Here’s the findings of the REIV report:
REIV analysis reveals that units and apartments represent 35.4 per cent of total sales in metropolitan Melbourne which is a similar level to 2007-09 when the sector experienced a huge influx as a result of the completion of high-rise apartments in Docklands (Refer to Figure 1 below).
Before 2007, units accounted for under 30 per cent of total sales, the big change happened in 2007-09 and has stabilised since then, staying above 33 per cent for the past 10 years.
Looking closer at the geographic spread of apartments, there are clear trends in inner, middle and outer Melbourne (refer to Figure 2 on opposite page).
Unit and apartment sales in inner Melbourne reached their highest levels in 2018, accounting for 58.5 per cent of total sales.
Interestingly, in the March 2019 quarter units and apartments in the City of Melbourne recorded both the most affordable median price in the metropolitan area of $410,000 and the highest turnover with 115 dales between 1 January and 31 March 2019 alone.
The inner Melbourne suburbs of St Kilda, South Yarra, Richmond, Southbank and Docklands also recorded large numbers of sales in the first quarter of 2019.
Inner-city living in popular with CBD workers, students and downsizes who want to be close to the action with minimal fuss.
New apartments are also eligible for the Victorian Government’s First Home Owner’s Grant of up to $10,000 for new properties in the metropolitan area and $20,000 in regional Victoria valued up to $750,000.
The REIV has also recorded an increase in demand for apartments in middle Melbourne (10-20km from CBD) with apartment sales accounting for more than 30 per cent of all sales in 2018.
Policy and planning strategies encouraging greater densification along public transport corridors is helping to boost these numbers.

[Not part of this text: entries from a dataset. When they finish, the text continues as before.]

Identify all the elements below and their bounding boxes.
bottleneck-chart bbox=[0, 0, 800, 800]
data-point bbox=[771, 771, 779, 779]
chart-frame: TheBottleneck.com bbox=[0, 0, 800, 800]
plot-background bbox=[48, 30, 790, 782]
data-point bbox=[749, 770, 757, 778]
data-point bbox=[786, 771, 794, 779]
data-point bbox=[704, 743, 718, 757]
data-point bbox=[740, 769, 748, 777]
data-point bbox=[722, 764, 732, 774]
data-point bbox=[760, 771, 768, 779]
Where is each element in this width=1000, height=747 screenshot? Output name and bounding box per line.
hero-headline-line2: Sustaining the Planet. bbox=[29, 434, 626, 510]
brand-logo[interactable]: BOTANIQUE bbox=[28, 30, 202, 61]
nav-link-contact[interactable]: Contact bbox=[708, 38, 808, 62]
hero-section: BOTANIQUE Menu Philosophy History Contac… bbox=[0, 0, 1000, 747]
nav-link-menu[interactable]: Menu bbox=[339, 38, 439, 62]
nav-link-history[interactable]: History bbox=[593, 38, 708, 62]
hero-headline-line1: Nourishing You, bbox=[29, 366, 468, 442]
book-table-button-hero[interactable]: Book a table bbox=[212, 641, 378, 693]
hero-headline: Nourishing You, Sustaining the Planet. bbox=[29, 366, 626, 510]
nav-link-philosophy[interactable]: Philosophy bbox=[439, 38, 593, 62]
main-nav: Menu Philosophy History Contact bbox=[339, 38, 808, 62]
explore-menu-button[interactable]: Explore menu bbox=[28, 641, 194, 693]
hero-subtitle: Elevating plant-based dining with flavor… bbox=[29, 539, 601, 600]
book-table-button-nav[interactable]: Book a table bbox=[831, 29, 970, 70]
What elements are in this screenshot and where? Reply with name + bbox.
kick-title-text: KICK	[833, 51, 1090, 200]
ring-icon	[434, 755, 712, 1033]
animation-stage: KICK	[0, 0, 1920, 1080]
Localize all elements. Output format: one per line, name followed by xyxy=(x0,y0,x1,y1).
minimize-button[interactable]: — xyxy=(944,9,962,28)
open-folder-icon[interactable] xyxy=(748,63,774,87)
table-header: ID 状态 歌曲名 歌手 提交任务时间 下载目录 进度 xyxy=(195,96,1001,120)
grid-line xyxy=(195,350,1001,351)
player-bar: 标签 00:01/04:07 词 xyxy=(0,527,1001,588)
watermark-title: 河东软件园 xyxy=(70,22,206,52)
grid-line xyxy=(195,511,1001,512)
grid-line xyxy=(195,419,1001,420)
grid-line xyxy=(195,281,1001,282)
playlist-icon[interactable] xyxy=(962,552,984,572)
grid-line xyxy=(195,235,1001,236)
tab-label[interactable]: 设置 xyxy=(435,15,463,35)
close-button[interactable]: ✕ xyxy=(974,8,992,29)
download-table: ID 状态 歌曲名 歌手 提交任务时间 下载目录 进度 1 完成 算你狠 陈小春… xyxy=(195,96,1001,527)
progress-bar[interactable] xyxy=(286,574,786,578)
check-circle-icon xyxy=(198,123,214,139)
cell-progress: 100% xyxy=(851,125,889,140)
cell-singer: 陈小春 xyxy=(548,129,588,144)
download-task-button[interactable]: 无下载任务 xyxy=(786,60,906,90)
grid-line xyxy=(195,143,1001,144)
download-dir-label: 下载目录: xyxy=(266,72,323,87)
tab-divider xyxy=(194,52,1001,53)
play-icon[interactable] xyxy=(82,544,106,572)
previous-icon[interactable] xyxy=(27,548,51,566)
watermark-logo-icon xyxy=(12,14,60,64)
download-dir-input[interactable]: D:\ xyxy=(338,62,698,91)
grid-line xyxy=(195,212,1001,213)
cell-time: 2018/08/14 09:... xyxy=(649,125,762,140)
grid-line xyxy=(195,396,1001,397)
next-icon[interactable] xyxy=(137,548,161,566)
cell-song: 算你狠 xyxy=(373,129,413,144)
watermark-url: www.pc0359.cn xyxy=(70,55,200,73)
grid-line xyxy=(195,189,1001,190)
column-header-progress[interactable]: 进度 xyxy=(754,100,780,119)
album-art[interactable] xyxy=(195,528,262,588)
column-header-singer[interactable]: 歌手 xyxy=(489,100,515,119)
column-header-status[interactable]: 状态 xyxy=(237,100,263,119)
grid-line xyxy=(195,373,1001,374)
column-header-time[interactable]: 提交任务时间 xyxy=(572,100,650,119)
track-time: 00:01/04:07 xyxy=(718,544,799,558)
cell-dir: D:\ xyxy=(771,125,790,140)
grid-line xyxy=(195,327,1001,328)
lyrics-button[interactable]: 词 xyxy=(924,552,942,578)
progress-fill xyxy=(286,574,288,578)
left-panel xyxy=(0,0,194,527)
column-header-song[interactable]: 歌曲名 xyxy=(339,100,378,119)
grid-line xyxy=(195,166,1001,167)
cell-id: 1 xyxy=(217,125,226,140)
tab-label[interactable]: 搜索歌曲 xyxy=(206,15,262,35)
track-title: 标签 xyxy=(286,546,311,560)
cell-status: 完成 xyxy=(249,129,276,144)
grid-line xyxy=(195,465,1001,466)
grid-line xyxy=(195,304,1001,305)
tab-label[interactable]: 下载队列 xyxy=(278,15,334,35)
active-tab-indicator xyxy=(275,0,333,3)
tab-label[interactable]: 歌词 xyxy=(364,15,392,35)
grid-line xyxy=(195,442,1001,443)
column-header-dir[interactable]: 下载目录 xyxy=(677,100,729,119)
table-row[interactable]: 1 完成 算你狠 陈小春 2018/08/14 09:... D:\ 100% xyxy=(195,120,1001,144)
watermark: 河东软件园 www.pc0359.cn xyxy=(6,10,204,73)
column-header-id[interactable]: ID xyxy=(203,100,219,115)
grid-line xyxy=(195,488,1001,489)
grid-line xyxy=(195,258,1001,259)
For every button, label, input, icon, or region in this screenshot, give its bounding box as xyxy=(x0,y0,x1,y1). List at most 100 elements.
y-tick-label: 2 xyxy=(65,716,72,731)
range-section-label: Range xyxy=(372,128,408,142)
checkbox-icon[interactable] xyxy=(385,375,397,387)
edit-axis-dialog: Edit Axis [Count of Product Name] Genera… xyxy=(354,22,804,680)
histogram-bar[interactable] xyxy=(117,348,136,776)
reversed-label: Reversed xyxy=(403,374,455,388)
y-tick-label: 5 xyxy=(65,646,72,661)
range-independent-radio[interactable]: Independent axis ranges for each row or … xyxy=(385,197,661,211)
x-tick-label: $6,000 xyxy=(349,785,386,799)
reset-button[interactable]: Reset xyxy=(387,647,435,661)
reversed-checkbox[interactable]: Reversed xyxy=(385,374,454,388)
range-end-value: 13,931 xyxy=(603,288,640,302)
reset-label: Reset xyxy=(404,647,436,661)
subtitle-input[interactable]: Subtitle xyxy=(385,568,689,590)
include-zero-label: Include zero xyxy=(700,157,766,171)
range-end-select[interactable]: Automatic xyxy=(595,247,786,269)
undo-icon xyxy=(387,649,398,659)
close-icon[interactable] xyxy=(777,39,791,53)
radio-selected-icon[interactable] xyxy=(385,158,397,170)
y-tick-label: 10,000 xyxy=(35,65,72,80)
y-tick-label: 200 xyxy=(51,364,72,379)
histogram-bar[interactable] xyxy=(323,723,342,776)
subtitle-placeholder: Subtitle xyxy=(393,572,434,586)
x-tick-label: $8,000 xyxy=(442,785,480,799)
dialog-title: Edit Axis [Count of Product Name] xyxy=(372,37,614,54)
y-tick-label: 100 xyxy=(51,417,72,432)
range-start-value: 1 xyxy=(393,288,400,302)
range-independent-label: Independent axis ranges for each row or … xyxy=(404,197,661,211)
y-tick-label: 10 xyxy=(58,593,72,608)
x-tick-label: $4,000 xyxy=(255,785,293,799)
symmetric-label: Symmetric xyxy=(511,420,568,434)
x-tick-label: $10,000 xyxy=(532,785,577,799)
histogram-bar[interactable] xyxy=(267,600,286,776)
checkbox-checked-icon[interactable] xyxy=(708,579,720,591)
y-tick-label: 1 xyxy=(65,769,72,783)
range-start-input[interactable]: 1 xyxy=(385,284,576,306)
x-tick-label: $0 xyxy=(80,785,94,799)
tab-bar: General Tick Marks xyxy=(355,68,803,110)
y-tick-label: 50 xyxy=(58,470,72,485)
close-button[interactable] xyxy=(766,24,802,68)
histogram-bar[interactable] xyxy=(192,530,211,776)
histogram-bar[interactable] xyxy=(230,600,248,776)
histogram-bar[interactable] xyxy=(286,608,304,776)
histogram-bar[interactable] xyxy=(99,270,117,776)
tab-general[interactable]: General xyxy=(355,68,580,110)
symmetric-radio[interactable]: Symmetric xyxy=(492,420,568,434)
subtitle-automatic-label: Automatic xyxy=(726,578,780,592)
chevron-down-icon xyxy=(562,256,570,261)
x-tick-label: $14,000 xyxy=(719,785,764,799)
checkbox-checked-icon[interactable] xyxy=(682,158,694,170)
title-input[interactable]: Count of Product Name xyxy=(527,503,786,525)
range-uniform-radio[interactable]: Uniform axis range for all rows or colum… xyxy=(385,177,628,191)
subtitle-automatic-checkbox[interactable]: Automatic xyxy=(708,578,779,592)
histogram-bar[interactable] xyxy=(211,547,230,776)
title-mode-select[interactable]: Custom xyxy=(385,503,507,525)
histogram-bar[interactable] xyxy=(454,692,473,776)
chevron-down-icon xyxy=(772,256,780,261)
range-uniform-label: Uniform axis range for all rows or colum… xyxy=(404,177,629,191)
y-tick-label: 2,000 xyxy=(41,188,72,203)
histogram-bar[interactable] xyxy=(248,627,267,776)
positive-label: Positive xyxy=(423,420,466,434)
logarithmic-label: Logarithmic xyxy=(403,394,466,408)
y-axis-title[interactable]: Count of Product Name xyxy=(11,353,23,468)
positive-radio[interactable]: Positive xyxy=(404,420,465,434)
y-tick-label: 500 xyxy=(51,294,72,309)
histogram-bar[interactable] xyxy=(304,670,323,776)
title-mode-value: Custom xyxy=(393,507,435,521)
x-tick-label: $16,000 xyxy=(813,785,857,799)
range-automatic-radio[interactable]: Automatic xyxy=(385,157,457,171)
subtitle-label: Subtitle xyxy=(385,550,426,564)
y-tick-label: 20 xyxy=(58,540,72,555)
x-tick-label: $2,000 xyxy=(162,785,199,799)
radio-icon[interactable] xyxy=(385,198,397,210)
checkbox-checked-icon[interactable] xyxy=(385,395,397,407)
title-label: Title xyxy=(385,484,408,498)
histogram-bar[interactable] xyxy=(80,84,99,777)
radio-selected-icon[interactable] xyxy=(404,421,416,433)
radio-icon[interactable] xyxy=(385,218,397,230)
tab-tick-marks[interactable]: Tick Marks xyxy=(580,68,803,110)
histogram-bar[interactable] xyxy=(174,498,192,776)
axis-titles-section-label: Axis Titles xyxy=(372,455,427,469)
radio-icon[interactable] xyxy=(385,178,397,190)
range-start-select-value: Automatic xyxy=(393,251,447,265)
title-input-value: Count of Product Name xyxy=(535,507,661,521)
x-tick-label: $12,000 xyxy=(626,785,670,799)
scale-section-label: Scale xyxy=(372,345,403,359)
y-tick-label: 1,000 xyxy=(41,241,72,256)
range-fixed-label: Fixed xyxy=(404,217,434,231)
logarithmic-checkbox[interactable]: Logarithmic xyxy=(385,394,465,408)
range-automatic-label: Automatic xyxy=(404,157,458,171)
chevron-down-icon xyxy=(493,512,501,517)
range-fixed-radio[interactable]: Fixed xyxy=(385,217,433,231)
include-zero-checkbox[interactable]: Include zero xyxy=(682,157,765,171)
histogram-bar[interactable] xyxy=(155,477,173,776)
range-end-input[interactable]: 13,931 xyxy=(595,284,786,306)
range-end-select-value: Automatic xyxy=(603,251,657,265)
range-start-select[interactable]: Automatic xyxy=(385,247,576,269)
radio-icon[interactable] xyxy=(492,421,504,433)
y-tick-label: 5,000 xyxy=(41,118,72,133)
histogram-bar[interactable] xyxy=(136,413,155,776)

We are seeing increasing levels of subdivision in these middle Melbourne areas, where owners are knocking down older homes and putting several units or apartments on the same block.
‘Granny flat’ type arrangements are also becoming more prevalent for adult children or parents to live on the same property but maintain independence.
Aside from Melbourne, affordable unit and apartment markets can be found in Noble Park, with a median of $423,000 as of 31 March, 2019; Preston where the median is $482,500; Croydon with a $486,500 median; St Kilda, with a $495,000 median; and North Melbourne with a median unit and apartment price of $500,000.
Brighton is home to metropolitan Melbourne’s most expensive unit and apartment market with a $1.02 million median, followed by Bentleigh East at $1 million and Mount Waverley where the median is $900,000.
Not surprisingly, houses remain the most common dwelling type in outer Melbourne, where larger parcels of land can easily accommodate this dwelling type, accounting for 82.5 per cent of sales. Last year alone more than 17,000 houses changed hands in outer Melbourne compared with 3596 units and apartments.
Data reported to the REIV reveals that while sales volumes for both houses and apartments/units was down in 2018, units and apartments had a much softer fall (Refer to Figure 3 on left).
The number of unit and apartment sales in metropolitan Melbourne decreased by 17 per cent comparing 2017 with 2018, while transactions of houses declined by 23 per cent.